WordPress fixes POP chain exposing websites to RCE attacks

Trending 2 months ago

WordPress fixes POP alternation advertisement websites to RCE attacks

WordPress has appear adaptation 6.4.2 that addresses a alien cipher beheading (RCE) vulnerability that could be chained with addition blemish to acquiesce attackers run approximate PHP cipher on the ambition website.

WordPress is a awful accepted open-source agreeable administration arrangement (CMS) acclimated for creating and managing websites. It is currently acclimated by added than 800 actor sites, accounting for about 45% of all sites on the internet.

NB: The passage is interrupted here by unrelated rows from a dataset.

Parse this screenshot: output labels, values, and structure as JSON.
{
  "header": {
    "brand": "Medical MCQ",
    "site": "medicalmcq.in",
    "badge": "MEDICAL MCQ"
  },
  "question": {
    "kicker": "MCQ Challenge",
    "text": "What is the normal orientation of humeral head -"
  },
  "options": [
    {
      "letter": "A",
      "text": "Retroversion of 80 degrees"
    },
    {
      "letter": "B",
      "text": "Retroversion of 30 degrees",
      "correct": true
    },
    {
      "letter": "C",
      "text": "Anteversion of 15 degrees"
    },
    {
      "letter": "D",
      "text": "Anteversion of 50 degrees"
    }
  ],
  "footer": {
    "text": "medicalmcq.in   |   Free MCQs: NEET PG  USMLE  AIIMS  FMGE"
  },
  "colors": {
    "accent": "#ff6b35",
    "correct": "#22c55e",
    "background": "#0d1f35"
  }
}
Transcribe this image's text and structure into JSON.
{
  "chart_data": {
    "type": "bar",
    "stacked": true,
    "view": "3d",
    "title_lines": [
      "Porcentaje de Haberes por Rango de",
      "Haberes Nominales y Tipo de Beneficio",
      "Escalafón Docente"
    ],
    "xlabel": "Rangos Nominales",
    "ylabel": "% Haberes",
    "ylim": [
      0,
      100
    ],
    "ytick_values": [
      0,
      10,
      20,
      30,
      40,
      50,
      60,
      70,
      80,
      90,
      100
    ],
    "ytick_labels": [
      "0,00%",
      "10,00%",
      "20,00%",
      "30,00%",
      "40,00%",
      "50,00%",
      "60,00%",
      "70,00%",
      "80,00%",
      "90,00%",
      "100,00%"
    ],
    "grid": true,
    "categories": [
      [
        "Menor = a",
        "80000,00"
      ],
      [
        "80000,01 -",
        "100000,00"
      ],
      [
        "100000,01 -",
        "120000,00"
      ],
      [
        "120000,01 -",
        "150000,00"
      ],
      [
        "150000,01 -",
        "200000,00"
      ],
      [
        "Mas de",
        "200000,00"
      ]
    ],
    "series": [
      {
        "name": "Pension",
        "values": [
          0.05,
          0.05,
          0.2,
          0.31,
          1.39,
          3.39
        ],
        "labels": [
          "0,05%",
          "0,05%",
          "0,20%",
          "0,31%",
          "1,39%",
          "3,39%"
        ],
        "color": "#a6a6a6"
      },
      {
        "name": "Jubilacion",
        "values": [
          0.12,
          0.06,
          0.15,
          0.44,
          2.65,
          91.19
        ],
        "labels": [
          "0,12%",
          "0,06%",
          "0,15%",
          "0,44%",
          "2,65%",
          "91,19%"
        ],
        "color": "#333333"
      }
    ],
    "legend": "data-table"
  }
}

The project’s aegis aggregation apparent a Property Oriented Programming (POP) alternation vulnerability that was alien in WordPress amount 6.4, which beneath assertive altitude could acquiesce approximate PHP cipher execution.

A POP alternation requires an antagonist to control all the backdrop of a deserialized object, which is accessible with PHP's unserialize() function. A aftereffect of this is the achievability to annex the application's breeze by authoritative the ethics beatific to megic methods such as '_wakeup()'.

The aegis affair requires the actuality of a PHP article bang blemish on the ambition site, which could be present on a plugin or affair add-on, to accomplish a analytical severity.

“A Remote Code Execution vulnerability that is not anon accommodating in core; however, the aegis aggregation feels that there is a abeyant for aerial severity back accumulated with some plugins, abnormally in multisite installations.” - WordPress

A PSA by WordPress aegis experts at Wordfence provides some added abstruse capacity on the problem, answer that the affair is in the ‘WP_HTML_Token’ class, alien in WordPress 6.4 to improve HTML parsing in the block editor.

The chic absolute a '__destruct' magic method, which acclimated 'call_user_func' to assassinate a action authentic in the 'on_destroy' property, with 'bookmark_name' as an argument.

An antagonist base an article bang vulnerability could accretion ascendancy over these backdrop to assassinate approximate code, the advisers say.

Class destructor that conditionally executes a callback functionClass destructor that conditionally executes a callback function (Patchstack)

Although the blemish isn’t analytical on its own, due to the charge for article bang on installed and breath plugins or themes, the attendance of an accommodating POP alternation in WordPress amount decidedly increases the all-embracing accident for WordPress sites.

Another notification from Patchstack security belvedere for WordPress and plugins highlights that an accomplishment alternation for this affair was uploaded several weeks ago on GitHub and after added to the PHPGGC library, which is acclimated in PHP appliance aegis testing.

Even if the vulnerability is potentially analytical and it is accommodating beneath assertive circumstances, advisers acclaim admins amend to the latest WordPress version. Even if best updates install the new adaptation automatically, advisers admonish blockage manually if the amend completed.